The University of Texas at El Paso Department of Biological Sciences was awarded a $551,000 grant from the National Aeronautics and Space Administration through the University of Maryland, Baltimore County Biological Sciences that could aid scientists in predicting the future response of arctic vegetation to climate change. | Photo courtesy UTEP
The University of Texas at El Paso Department of Biological Sciences was awarded a $551,000 grant from the National Aeronautics and Space Administration (NASA) through the University of Maryland, Baltimore County Biological Sciences to research the relationship between solar-induced fluorescence (SIF) and vegetation photosynthetic capacity.
Findings could aid scientists in predicting the future response of arctic vegetation to climate change.

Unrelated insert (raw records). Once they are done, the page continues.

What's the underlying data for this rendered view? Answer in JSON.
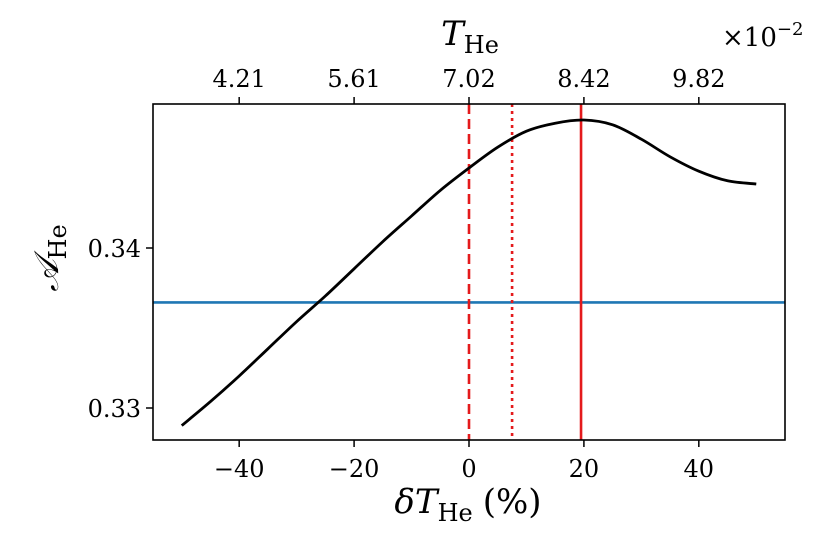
{
  "chart_data": {
    "type": "line",
    "xlabel": "δT_He (%)",
    "xlabel_main": "δT",
    "xlabel_sub": "He",
    "xlabel_unit": "(%)",
    "ylabel": "𝒜_He",
    "ylabel_main": "𝒜",
    "ylabel_sub": "He",
    "top_xlabel": "T_He",
    "top_xlabel_main": "T",
    "top_xlabel_sub": "He",
    "top_multiplier": "×10",
    "top_multiplier_exp": "−2",
    "xlim": [
      -55,
      55
    ],
    "ylim": [
      0.328,
      0.349
    ],
    "x_ticks": [
      -40,
      -20,
      0,
      20,
      40
    ],
    "x_tick_labels": [
      "−40",
      "−20",
      "0",
      "20",
      "40"
    ],
    "y_ticks": [
      0.33,
      0.34
    ],
    "y_tick_labels": [
      "0.33",
      "0.34"
    ],
    "top_ticks_at_bottom_x": [
      -40,
      -20,
      0,
      20,
      40
    ],
    "top_tick_labels": [
      "4.21",
      "5.61",
      "7.02",
      "8.42",
      "9.82"
    ],
    "grid": false,
    "series": [
      {
        "color": "#000000",
        "style": "solid",
        "x": [
          -50,
          -45,
          -40,
          -35,
          -30,
          -25,
          -20,
          -15,
          -10,
          -5,
          0,
          5,
          10,
          15,
          20,
          25,
          30,
          35,
          40,
          45,
          50
        ],
        "y": [
          0.3289,
          0.3304,
          0.332,
          0.3337,
          0.3354,
          0.337,
          0.3387,
          0.3404,
          0.342,
          0.3436,
          0.345,
          0.3463,
          0.3473,
          0.3478,
          0.348,
          0.3477,
          0.3468,
          0.3457,
          0.3448,
          0.3442,
          0.344
        ]
      }
    ],
    "hlines": [
      {
        "y": 0.3366,
        "color": "#1f77b4",
        "style": "solid"
      }
    ],
    "vlines": [
      {
        "x": 0,
        "color": "#e41a1c",
        "style": "dashed"
      },
      {
        "x": 7.5,
        "color": "#e41a1c",
        "style": "dotted"
      },
      {
        "x": 19.5,
        "color": "#e41a1c",
        "style": "solid"
      }
    ]
  }
}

Leading the study is Craig Tweedie, Ph.D., professor of biological sciences and director of UTEP’s environmental science and engineering program. Tweedie’s lab focuses on evaluating and monitoring ecosystem changes in the Arctic.
This research project will examine if and how SIF can be used to monitor the photosynthesis of Arctic vegetation from aircraft and satellite-based sampling platforms. SIF is produced at specific wavelengths of light when plants photosynthesize and has proven to be one of the best methods for determining plant health, growth and yield in croplands and some other ecosystems.
“This is the first time that such a study has been performed in the Arctic,” Tweedie said. “As such, the study has implications for the validation and verification of satellite and other remote sensing products, parameterization of ecosystem models, advancing knowledge of climate change impacts, and ecosystem management and policy development.”
The research is being conducted in collaboration with Fred Huemmrich, Ph.D., at NASA’s Goddard Space Flight Center in Maryland and in coordination with NASA’s Arctic and Boreal Vulnerability Experiment (ABoVE).
“NASA-ABoVE is a large and highly coordinated NASA field campaign that is developing and testing next-generation approaches and technologies for monitoring Arctic and Boreal ecosystems, which play key roles in regulating key components of the Earth system such as the climate, hydrology and cryosphere,” Tweedie said.
The Arctic is experiencing among the greatest changes in climate on Earth.
“This research not only helps to advance understanding of this system and how we can improve our monitoring of change, but also puts UTEP students at the front line of climate change impact research,” Tweedie said.
This project builds on a legacy of UTEP research in the Arctic that is funded by NASA, the National Science Foundation, the National Oceanic and Atmospheric Administration, the Department of Homeland Security, and the Bureau of Ocean Energy Management.
“A lot of people don’t realize that UTEP has a team of six faculty members who conduct research in the Arctic – one of the largest groups in a given university department outside of Alaska,” Tweedie said.